On July 4, 1826, two of our nation’s greatest leaders breathed their last. Fifty years to the day of the adoption of the Declaration of Independence, John Adams whispered “Thomas Jefferson survives” shortly before he slipped into eternity. What he didn’t know was that Jefferson had already passed away just a few hours earlier. These two men dedicated the whole of their lives to America.

Author: Derek Clark Categories: General Politics Tags:
  1. Cliff
    July 3rd, 2010 at 10:28 | #1

    I am so tired of religion and government policy being intertwined.

    Every conservative “patriot” that uses God and his/her own passages from the Bible to back up his/her OPINION as fact states that the founders of the country formed the U.S. under God.

    The founders also expected us to keep a clear division between church and state. And they expected the constitution to be a live document, changing with the times.

    The original document didn’t recognize slaves as human, they were “other persons” and counted as 3/5ths a human in the Enumeration clause.

    1870 - no man’s vote could be taken away because of race, color or the fact he was once a slave. 100 years later. Yet, you still had Jim Crowe laws throughout the south into the 60’s

    a 1958 Alabama law stated that “It shall be unlawful for white and colored persons to play together … in any game of cards, dice, dominoes, checkers, pool, billiards, softball, basketball, football, golf, track, and at swimming pools or in any athletic conference.”

    Prejudice extended past the law into the jury box, too. According to the Jim Crow Guide, “three white youths who confessed to a Christmas Eve rape of a 17-year-old Negro girl at Decatur, Georgia, were nevertheless acquitted by the DeKalb County jury.”

    What does slavery have to do with this topic? The same bull excuses, religious and otherwise were used in the Jim Crowe south to justify every horrible wrong doing. Hide behind the bible all you want. You too will be judged.

    1920 - women could finally vote.
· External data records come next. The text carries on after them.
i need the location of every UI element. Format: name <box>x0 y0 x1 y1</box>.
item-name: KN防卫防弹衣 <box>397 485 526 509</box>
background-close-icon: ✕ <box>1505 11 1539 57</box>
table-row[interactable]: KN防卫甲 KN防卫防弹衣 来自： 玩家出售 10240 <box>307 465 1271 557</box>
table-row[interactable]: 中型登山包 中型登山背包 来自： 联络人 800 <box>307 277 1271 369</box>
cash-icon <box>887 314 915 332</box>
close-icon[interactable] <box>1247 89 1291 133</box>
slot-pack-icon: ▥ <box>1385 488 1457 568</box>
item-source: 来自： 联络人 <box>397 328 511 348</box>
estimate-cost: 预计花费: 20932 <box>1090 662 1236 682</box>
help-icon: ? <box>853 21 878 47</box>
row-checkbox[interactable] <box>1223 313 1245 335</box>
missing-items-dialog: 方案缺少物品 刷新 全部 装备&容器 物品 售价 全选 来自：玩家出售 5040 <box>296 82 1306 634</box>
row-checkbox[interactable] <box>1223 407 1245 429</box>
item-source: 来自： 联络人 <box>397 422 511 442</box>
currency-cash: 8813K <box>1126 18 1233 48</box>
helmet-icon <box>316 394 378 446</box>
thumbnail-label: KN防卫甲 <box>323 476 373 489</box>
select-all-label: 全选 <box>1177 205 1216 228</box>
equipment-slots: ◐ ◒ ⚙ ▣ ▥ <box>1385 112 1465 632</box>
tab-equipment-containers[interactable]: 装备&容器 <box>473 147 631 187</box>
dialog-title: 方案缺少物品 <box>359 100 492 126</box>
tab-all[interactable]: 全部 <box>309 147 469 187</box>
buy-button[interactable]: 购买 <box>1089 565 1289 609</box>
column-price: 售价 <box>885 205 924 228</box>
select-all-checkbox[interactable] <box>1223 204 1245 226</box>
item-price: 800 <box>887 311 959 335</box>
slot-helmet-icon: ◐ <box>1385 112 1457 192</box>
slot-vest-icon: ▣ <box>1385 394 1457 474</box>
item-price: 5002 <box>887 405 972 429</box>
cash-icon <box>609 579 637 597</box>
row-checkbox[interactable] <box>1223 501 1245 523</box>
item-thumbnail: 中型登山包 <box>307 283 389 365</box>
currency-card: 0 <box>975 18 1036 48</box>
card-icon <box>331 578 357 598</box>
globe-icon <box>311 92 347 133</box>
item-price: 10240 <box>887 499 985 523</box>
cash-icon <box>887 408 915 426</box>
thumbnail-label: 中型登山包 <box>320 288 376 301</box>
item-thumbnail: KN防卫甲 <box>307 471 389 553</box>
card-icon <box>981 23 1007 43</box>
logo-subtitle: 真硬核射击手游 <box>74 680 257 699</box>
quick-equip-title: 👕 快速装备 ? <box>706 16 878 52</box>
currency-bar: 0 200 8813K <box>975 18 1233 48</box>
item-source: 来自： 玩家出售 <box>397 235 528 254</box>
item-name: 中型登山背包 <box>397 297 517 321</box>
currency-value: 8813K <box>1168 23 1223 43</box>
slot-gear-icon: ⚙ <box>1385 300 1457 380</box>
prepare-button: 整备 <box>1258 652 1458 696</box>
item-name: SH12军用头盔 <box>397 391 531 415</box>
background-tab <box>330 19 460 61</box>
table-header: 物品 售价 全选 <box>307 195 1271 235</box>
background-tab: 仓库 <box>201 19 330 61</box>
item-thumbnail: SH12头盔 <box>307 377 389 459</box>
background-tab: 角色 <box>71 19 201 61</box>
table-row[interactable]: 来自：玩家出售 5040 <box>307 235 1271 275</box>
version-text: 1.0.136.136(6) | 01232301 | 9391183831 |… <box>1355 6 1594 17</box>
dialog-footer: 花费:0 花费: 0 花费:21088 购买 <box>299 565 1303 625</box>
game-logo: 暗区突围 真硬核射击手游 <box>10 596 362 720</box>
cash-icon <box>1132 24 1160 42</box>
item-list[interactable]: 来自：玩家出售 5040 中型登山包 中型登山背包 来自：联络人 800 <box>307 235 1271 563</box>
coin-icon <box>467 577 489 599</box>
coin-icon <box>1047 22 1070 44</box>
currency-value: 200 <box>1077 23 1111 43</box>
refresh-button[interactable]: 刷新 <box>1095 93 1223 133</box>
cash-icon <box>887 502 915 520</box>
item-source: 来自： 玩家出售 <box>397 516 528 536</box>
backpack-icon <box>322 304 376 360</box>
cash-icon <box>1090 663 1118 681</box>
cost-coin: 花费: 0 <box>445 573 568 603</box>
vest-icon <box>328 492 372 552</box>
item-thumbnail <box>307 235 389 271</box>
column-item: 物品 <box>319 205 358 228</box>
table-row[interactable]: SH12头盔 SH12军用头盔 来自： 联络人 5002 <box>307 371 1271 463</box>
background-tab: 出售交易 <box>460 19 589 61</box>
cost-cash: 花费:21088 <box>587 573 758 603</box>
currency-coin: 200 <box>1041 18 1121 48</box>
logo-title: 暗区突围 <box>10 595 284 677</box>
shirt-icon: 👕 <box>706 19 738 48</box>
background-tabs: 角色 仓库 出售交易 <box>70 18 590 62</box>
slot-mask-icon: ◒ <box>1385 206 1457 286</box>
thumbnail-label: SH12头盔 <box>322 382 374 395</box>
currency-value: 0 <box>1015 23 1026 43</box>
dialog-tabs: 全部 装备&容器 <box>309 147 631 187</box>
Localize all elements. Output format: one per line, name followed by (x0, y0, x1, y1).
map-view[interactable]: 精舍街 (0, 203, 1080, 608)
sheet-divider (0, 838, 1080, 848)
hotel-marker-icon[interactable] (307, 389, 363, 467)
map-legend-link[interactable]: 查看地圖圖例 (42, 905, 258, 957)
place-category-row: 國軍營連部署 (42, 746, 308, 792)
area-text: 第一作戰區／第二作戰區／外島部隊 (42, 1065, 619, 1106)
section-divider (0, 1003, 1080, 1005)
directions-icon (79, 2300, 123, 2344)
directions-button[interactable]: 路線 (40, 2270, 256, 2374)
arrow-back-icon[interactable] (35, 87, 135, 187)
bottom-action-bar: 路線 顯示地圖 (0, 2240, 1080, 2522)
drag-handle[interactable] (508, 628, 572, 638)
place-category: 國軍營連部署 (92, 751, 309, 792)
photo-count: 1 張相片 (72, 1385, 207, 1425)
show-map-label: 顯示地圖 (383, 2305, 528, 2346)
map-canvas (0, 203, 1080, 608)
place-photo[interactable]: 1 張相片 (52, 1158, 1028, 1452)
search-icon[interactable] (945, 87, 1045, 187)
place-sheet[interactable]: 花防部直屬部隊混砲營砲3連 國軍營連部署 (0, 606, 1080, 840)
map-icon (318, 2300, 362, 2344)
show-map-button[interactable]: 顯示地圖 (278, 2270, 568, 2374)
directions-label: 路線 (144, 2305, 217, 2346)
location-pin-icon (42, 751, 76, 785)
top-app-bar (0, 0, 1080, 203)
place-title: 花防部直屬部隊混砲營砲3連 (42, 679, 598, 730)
That’s right, 1920! Women have only been able to vote for 90 years! 90 Years! My grandmother just turned 90. She was born in the year women were thought to be “smart” enough to vote.

    Summary - we are far from perfect. The constitution is not a perfect document, we have to often be saved from our own fears and ignorance, and hiding behind the Bible or any other document for rationalizing bigoted or oppressive public policy will get you judged by your maker.

  2. ela
    July 3rd, 2010 at 12:03 | #2

    our nation was founded on christian principles by people who believed in and feared God. I know that bothers lots of people in today’s remove God from everything world.

  3. July 6th, 2010 at 23:25 | #3

    What are you talking about? Seriously. Nobody said America is perfect. We never have been and never will be. That doesn’t mean this isn’t a great place to live and it sure isn’t a good reason to not try and make it better. Nothing in this article rationalized bigotry and oppressive public policy.

    There are idiots that are racist and sexist in this world. The person that wrote this article is neither and nothing in it suggests otherwise.

  4. Douglas, A
    August 3rd, 2011 at 13:13 | #4

    There is always room for improvements, the question is are we making the improvements or are we just talking and thinking about them? Each person that signed the constitution made a statement about slavery, but none - put themselves on the line to make the change that they so sweetly spoke of - none put themselves on the line and became responsible for the paper that was signed into power.